If God intends to use you for his glory, something will come into your life, something undesirable, unforeseeable and unavoidable. It will feel like the end of your story. But the Lord will help you. He will show you it’s a new chapter, a better chapter, because you’ve come to the end of yourself, all you have left is desperate need for God, and you find him to be enough. That is how God will show many people through you that the real Jesus is enough for anyone facing anything. People will see him in your resilient hope and ruggedness and joy. Your weakness will make his power non-ignorable. Here is the decisive step God wants you to take this morning:

For the sake of Christ, then, I am content with weaknesses, insults, hardships, persecutions, and calamities. For when I am weak, then I am strong. —2 Corinthians 12:10

The ESV reads, “I am content with weaknesses….” But the NIV reads, “I delight in weaknesses….” Is Paul claiming contentment or enjoyment? The Greek word can be translated either way. But the NIV is right. Paul is saying that he likes what God is doing. How do I know? Verse 10 is restating verse 9: “Therefore, I will boast all the more gladly of my weaknesses….” So we should read verse 10 as, “For the sake of Christ, then, I am happy with my weakened life.” No self-pity, not even contentment, but cheerfulness. And there is no end to it. Paul broadens his message beyond his own thorn-experience to every kind of pain we face: “…weaknesses, insults, hardships, persecutions and calamities.” Fill in the blank with every kind of hardship. The risen Jesus is saying to you today, “Give your weakness to me, whatever it is, and I will give my power to you.” God is not into sparing us hardship. He is into giving us more of himself. Earlier in this letter Paul said, “We were so utterly burdened beyond our strength that we despaired of life itself. Indeed, we felt that we had received the sentence of death. But that was to make us rely not on ourselves but on God who raises the dead” (2 Corinthians 1:8-9).

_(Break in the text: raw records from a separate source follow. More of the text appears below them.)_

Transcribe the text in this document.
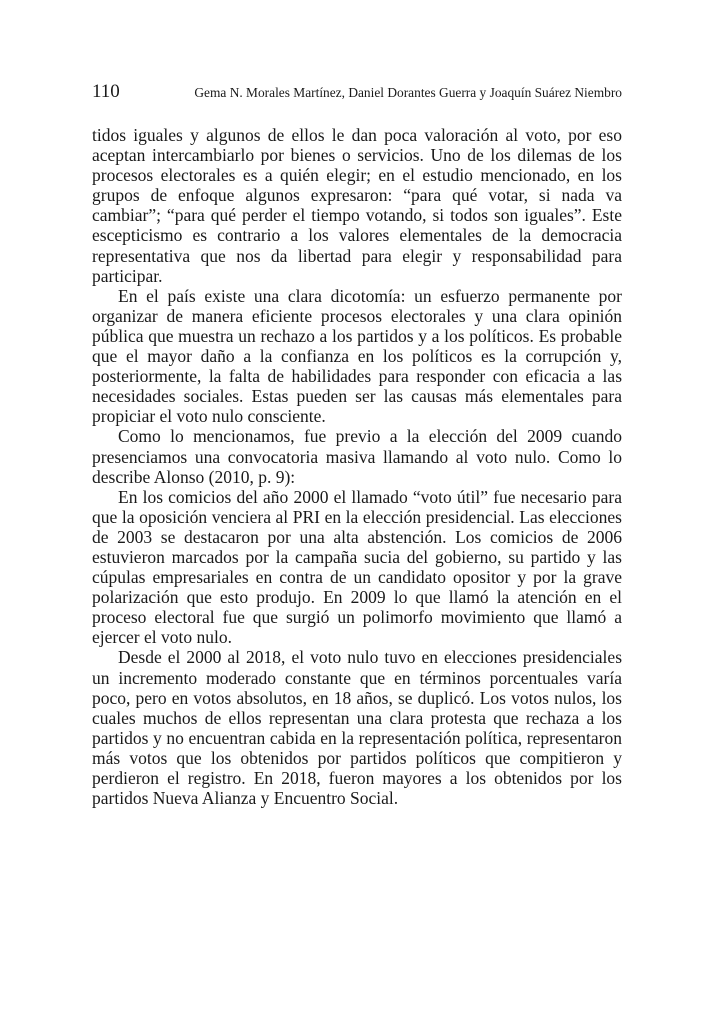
110	Gema N. Morales Martínez, Daniel Dorantes Guerra y Joaquín Suárez Niembro

tidos iguales y algunos de ellos le dan poca valoración al voto, por eso aceptan intercambiarlo por bienes o servicios. Uno de los dilemas de los procesos electorales es a quién elegir; en el estudio mencionado, en los grupos de enfoque algunos expresaron: “para qué votar, si nada va cambiar”; “para qué perder el tiempo votando, si todos son iguales”. Este escepticismo es contrario a los valores elementales de la democracia representativa que nos da libertad para elegir y responsabilidad para participar.

En el país existe una clara dicotomía: un esfuerzo permanente por organizar de manera eficiente procesos electorales y una clara opinión pública que muestra un rechazo a los partidos y a los políticos. Es probable que el mayor daño a la confianza en los políticos es la corrupción y, posteriormente, la falta de habilidades para responder con eficacia a las necesidades sociales. Estas pueden ser las causas más elementales para propiciar el voto nulo consciente.

Como lo mencionamos, fue previo a la elección del 2009 cuando presenciamos una convocatoria masiva llamando al voto nulo. Como lo describe Alonso (2010, p. 9):

En los comicios del año 2000 el llamado “voto útil” fue necesario para que la oposición venciera al PRI en la elección presidencial. Las elecciones de 2003 se destacaron por una alta abstención. Los comicios de 2006 estuvieron marcados por la campaña sucia del gobierno, su partido y las cúpulas empresariales en contra de un candidato opositor y por la grave polarización que esto produjo. En 2009 lo que llamó la atención en el proceso electoral fue que surgió un polimorfo movimiento que llamó a ejercer el voto nulo.

Desde el 2000 al 2018, el voto nulo tuvo en elecciones presidenciales un incremento moderado constante que en términos porcentuales varía poco, pero en votos absolutos, en 18 años, se duplicó. Los votos nulos, los cuales muchos de ellos representan una clara protesta que rechaza a los partidos y no encuentran cabida en la representación política, representaron más votos que los obtenidos por partidos políticos que compitieron y perdieron el registro. En 2018, fueron mayores a los obtenidos por los partidos Nueva Alianza y Encuentro Social.
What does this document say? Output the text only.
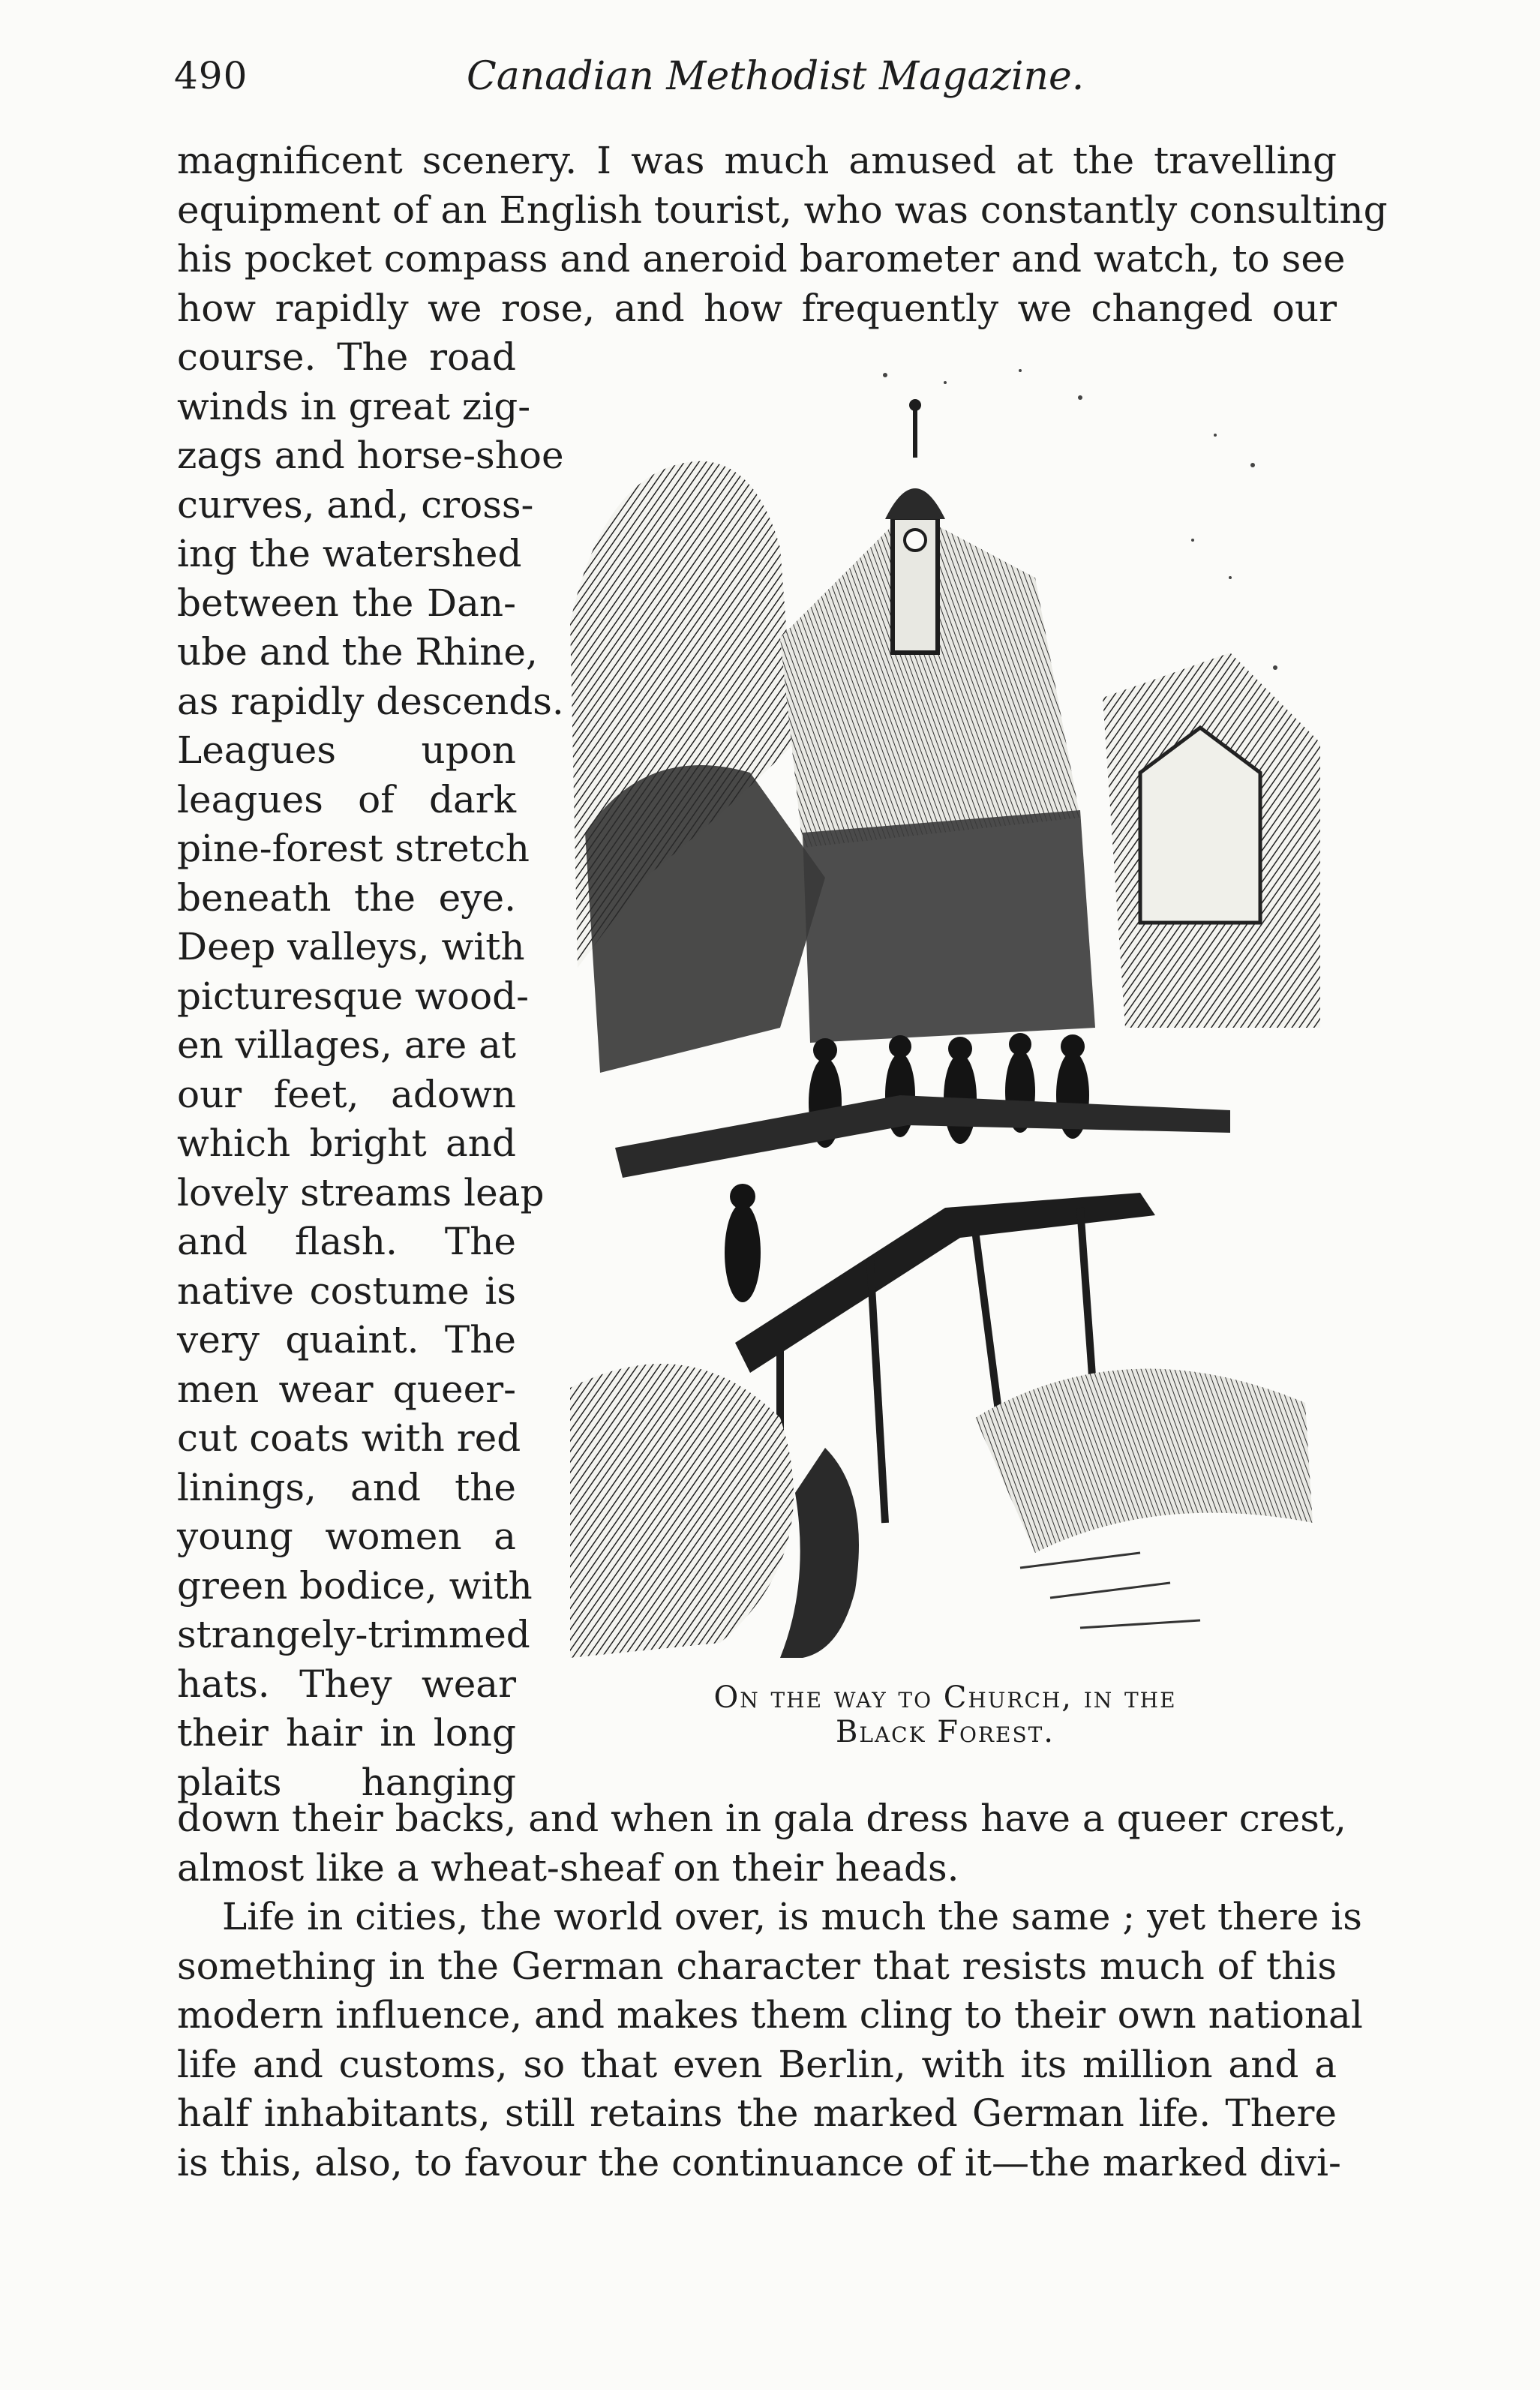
490	Canadian Methodist Magazine.
magnificent scenery. I was much amused at the travelling
equipment of an English tourist, who was constantly consulting
his pocket compass and aneroid barometer and watch, to see
how rapidly we rose, and how frequently we changed our
course. The road
winds in great zig-
zags and horse-shoe
curves, and, cross-
ing the watershed
between the Dan-
ube and the Rhine,
as rapidly descends.
Leagues upon
leagues of dark
pine-forest stretch
beneath the eye.
Deep valleys, with
picturesque wood-
en villages, are at
our feet, adown
which bright and
lovely streams leap
and flash. The
native costume is
very quaint. The
men wear queer-
cut coats with red
linings, and the
young women a
green bodice, with
strangely-trimmed
hats. They wear
their hair in long
plaits hanging
On the way to Church, in the
Black Forest.
down their backs, and when in gala dress have a queer crest,
almost like a wheat-sheaf on their heads.
Life in cities, the world over, is much the same ; yet there is
something in the German character that resists much of this
modern influence, and makes them cling to their own national
life and customs, so that even Berlin, with its million and a
half inhabitants, still retains the marked German life. There
is this, also, to favour the continuance of it—the marked divi-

Maybe you came into church today thinking, “All I have to offer the Lord is my exhaustion and sadness and embarrassment and impasse and even despair.” The Lord is saying to you today, “I can work with that. Only when you are weak will you become strong in me.” The real you can make the real Jesus non-ignorable for other broken people.

What is your part? Look at verse 10: “For the sake of Christ.” Those words are the death of self-focus. Those words define a new purpose. It’s when our reason for living changes from “For my own sake and my own glory” to “For the sake of Christ and his glory.” I was humbled to read a sentence from Jack Miller’s book, The Heart of a Servant Leader, recently: “Only prayer with a goal of glorifying God at any cost can give God’s vision to a man or woman.” We’re starting to think and pray and dream about how we’re going to make the real Jesus non-ignorable in our city and far beyond. The most important thing we can do to prepare our hearts for the answers is humility – putting Jesus and his glory above ourselves at any cost.

When we lift this banner over our lives and over our families and over our church – “For the sake of Christ” – that’s we might even stop asking God to take the thorn away. We start thinking, “Now I have the privilege of seeing what only he can do.”

Three simple take-aways. One, the way God wants to use you is probably in the most impossible part of your life. Two, the more your heart can say, “For the sake of Christ,” the more you’ll experience his power. It doesn’t even say, “For the sake of evangelism.” God might not have that for you. But the point of your life is not evangelism. The point of your life is Christ. You can advance the mission in many ways, as long as it’s about him and not you any more. Three, the real barrier to a great life is not weakness and pain. The real barrier is the perfect designer life you thought you’d live. If you’ll let that go, your life will start looking like the real Jesus.